That is the title of a workshop I am running tomorrow for the Young People’s Enterprise Forum at a conference to look at Embedding Enterprise in Further Education.
A fresh look at enterprise….Not an easy challenge when you have been looking at it for decades! How do we engage the history department and the art team?
So how about if we look at Enterprise as a mathematical expression. How would you express it?
I think this has a lot to offer:
E = P x SI
Enterprise is the product of Power multiplied by Self Interest.
Power is the capacity to make things happen to get things done. It is about the ability to organise people, money and other resources to make things happen.
Self Interest is the extent to which we know what it is that we want to achieve. It is about vision, ambition, goals, vocation, purpose, dreams, aspirations and hopes. But self interest is not selfish. Self interest is mediated through a set of relationships with others. With supporters, colleagues, investors and activists (who might have an interest in whether we are helping or harming). Self interest (rightly understood) is the driving force for making progress, for realising potential, for negotiating an interesting and worthwhile life. Increasingly self interest and therefore enteprise is associated with interest in global issues such as climate change, social justice and wellbeing as much as it is about financial wealth.
If this expression has any merit then to embed enterprise in FE – or anywhere else – we need to understand it as an act of embedding the development of power and self interest – rightly understood.

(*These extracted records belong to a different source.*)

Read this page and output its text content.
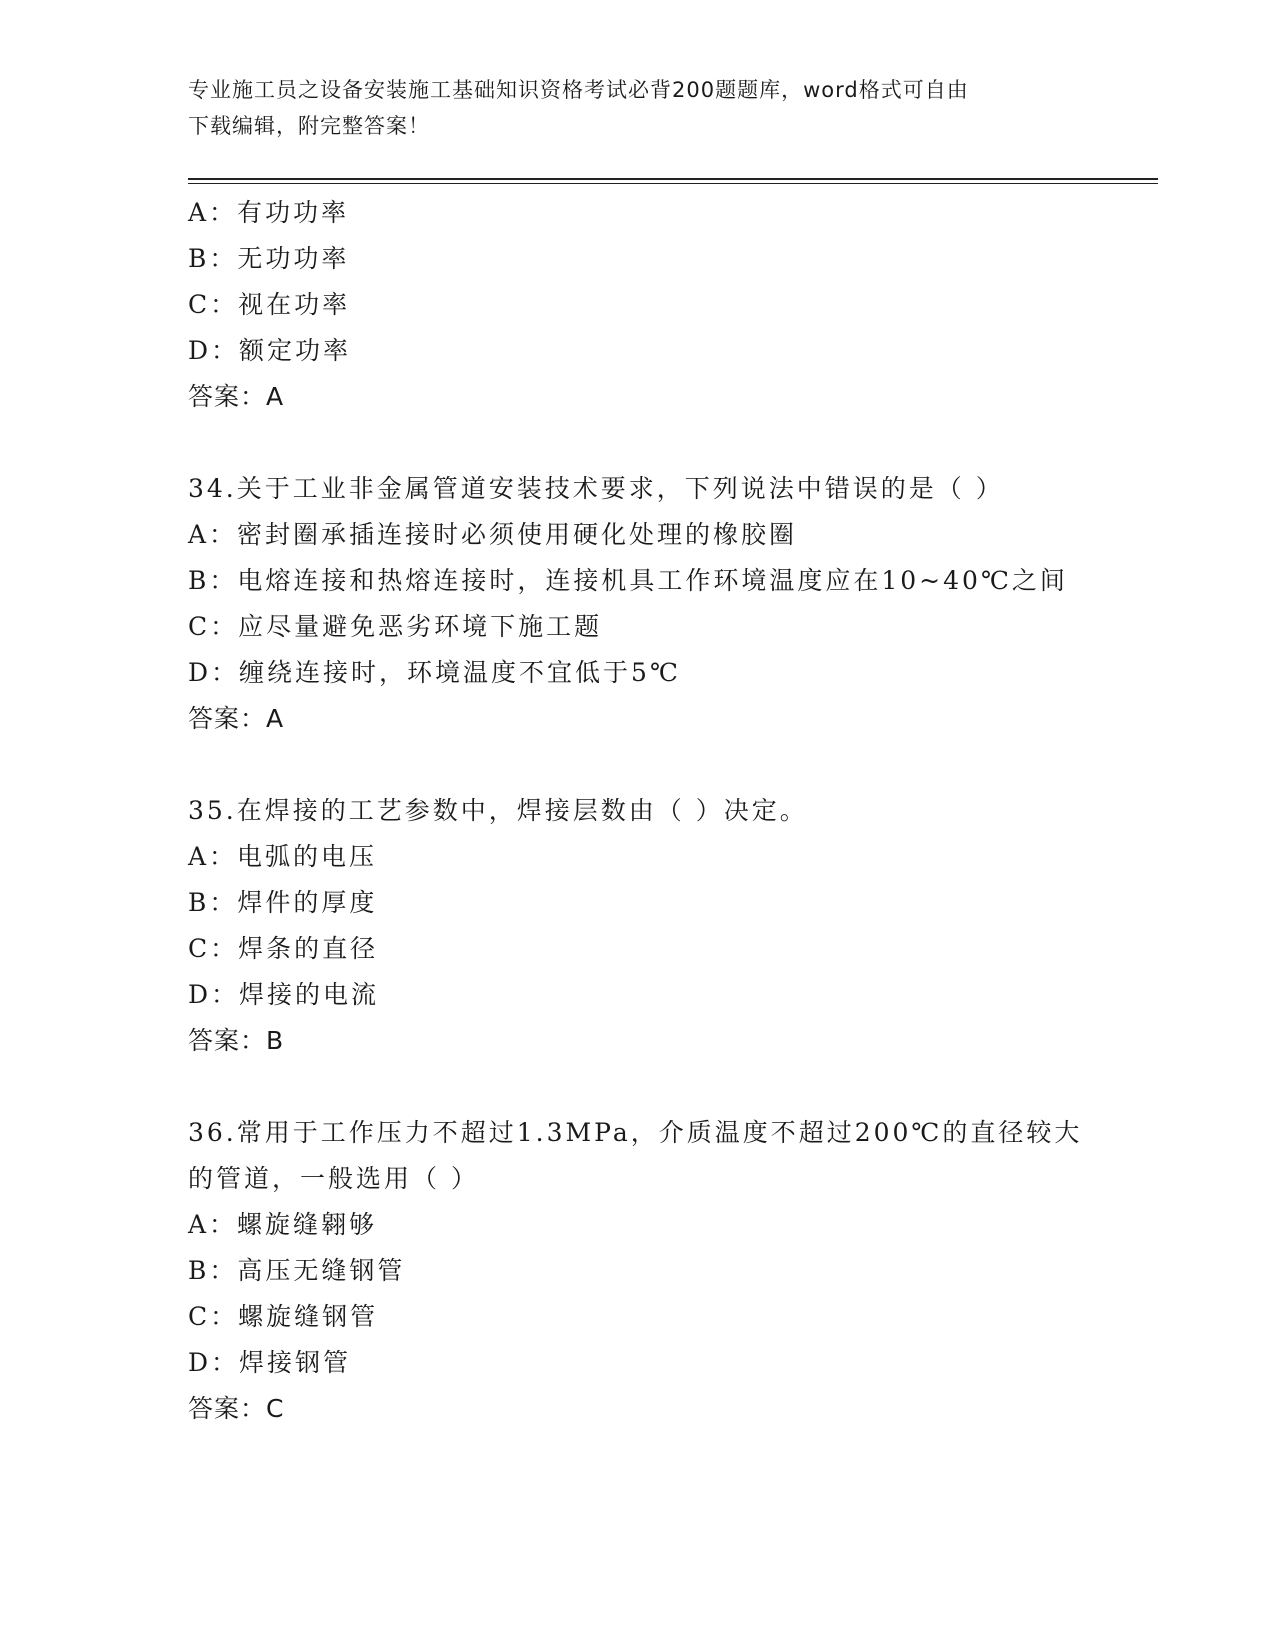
专业施工员之设备安装施工基础知识资格考试必背200题题库，word格式可自由
下载编辑，附完整答案！
A：有功功率
B：无功功率
C：视在功率
D：额定功率
答案：A
34.关于工业非金属管道安装技术要求，下列说法中错误的是（ ）
A：密封圈承插连接时必须使用硬化处理的橡胶圈
B：电熔连接和热熔连接时，连接机具工作环境温度应在10~40℃之间
C：应尽量避免恶劣环境下施工题
D：缠绕连接时，环境温度不宜低于5℃
答案：A
35.在焊接的工艺参数中，焊接层数由（ ）决定。
A：电弧的电压
B：焊件的厚度
C：焊条的直径
D：焊接的电流
答案：B
36.常用于工作压力不超过1.3MPa，介质温度不超过200℃的直径较大
的管道，一般选用（ ）
A：螺旋缝翱够
B：高压无缝钢管
C：螺旋缝钢管
D：焊接钢管
答案：C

Enterprise becomes a genuine developmental process. It is about equipping people with the knowledge, skills, wisdom and experience to develop their power (capacity to act; to get things done) and really develop an understanding of what lies in their own self interest. It comes straight from the schools of Alinsky and Freire as much as it does from the beliefs of Branson, Sugar et al.
Under this formulation the relevance of enterprise to:
- History and politics (think of Hitler, Gandhi and Mandela as studies in power and self interest as examples of enterprise in action),
- English and the arts (think communication, imagination, visioning), and
- Vocational education becomes very clear.
Doesn’t it?
It allows enterprise to be applied to much more than entrepreneurship. It becomes a discipline for living an interesting and worthwhile life.
And isn’t that what education is meant to prepare us for?